L’ultima ruota del carro l’avrete vista appesa al soffitto trasformata in lampadario in qualche pizzeria o cantinetta. Altri le usano come elementi di staccionata. Se ne trovano ancora nei mercatini e dai robivecchi. Per secoli, anche in epoche recenti, prima del dominio dei motori a scoppio, tutto girava sulle ruote di mezzi di trasporto che nelle campagne piemontesi avevano nomi specifici: baròsa, barusòn, còr, caratòn, birucin ecc. Le ruote erano a raggi e costruite totalmente in legno molto resistente (generalmente in rovere ben stagionato), con rinforzi e lamine in ferro, di varie misure. Nelle città e nelle campagne c’erano i “carradori”, officine per la costruzione e riparazione dei carri (uno famoso era a Calamandrana dove oggi c’è il ristorante Violetta) che firmavano il mezzo incidendo o pennellando il proprio marchio sulla fiancata o sul retro. Il carro più comunemente usato nelle nostre campagne era adattato per il traino dei buoi. A quattro ruote, rivestite da un cerchio in ferro, con il doppio timone o singolo (a seconda se trainato da un bue o dalla coppia), era adatto al trasporto di foraggio, legna da ardere, pali da vigna, e naturalmente per le uve, che venivano versate nella bigoncia di legno (arbi o òrbi) sistemata sul carro.
Questi mezzi agricoli, dotati di vari tipi di freno a mano, avevano anche una targa in metallo con trascritti i dati del proprietario rilasciata dal comune di residenza. Il carro, detto anche tamagnun, era adoperato anche per le cerimonie funebri e in momenti di festa come il carnevale, la leva dei coscritti, il matrimonio. Il lavoro dei carri ha fatto nascere il mestiere dei cartuné, i moderni camionisti. Quando incontravano salite o discese troppo impervie e fangose ricorrevano alla traina ovvero al supplemento di un bue o due a quelli attaccati. Il servizio della traina era a pagamento ed era svolto da chi abitava nei pressi di tratti di strada problematici.

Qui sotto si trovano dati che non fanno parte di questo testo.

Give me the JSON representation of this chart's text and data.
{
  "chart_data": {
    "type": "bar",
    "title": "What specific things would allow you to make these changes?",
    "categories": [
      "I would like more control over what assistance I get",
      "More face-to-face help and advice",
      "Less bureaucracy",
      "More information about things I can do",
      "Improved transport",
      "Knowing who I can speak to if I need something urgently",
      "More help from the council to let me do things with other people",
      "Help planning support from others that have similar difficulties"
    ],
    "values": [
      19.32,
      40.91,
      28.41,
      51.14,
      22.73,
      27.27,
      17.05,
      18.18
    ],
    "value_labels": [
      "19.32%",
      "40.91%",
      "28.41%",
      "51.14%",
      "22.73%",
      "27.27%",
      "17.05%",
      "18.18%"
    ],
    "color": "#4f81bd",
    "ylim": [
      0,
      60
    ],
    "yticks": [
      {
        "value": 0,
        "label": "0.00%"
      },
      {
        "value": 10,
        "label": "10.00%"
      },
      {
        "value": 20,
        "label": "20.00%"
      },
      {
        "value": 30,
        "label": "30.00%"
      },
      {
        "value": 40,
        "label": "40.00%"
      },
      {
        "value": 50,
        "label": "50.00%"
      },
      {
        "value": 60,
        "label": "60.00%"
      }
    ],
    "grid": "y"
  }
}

Storica nell’Astigiano la traina alle salite del Dusino sulla strada da Asti verso Torino e quella di Moncalvo sulla strada verso Casale. La baròsa invece aveva due ruote e sponde alte, con una portata più limitata rispetto al còr, veniva utilizzata per il trasporto al mercato di prodotti come ortaggi, fieno, oppure di animali come vitelli o maiali. Solitamente la baròsa era trainata da un solo bue o dal cavallo e in alcuni casi dal mulo. Il birucin, invece, era un calesse a due posti, che si utilizzava da passeggio o da viaggio. Con finiture in legno smaltato e inserti in ottone, più elegante rispetto ai mezzi prettamente utilizzati per il lavoro della terra, poteva essere munito di capottina e veniva trainato quasi sempre da un cavallo adatto al trotto.
Possedere un birucin era segno di benessere economico, un po’ come oggi un’auto di grossa cilindrata o una spider. Una curiosità etimologica. I carri e anche le carrozze avevano ai piedi del guidatore una paratia o cassetto contenente della crusca, utilizzata per tenere tranquilli i buoi o i cavalli durante le soste. Era chiamato cruscotto, lo stesso nome che gli operai della Fiat iniziarono a dare alla parte dell’auto che conteneva il quadro comandi, trovando difficile pronunciare il nome tedesco armaturenbrett, indicato nei primi progetti. Cruscotto: una parola nata sui carri che ha fatto e continua a fare strada.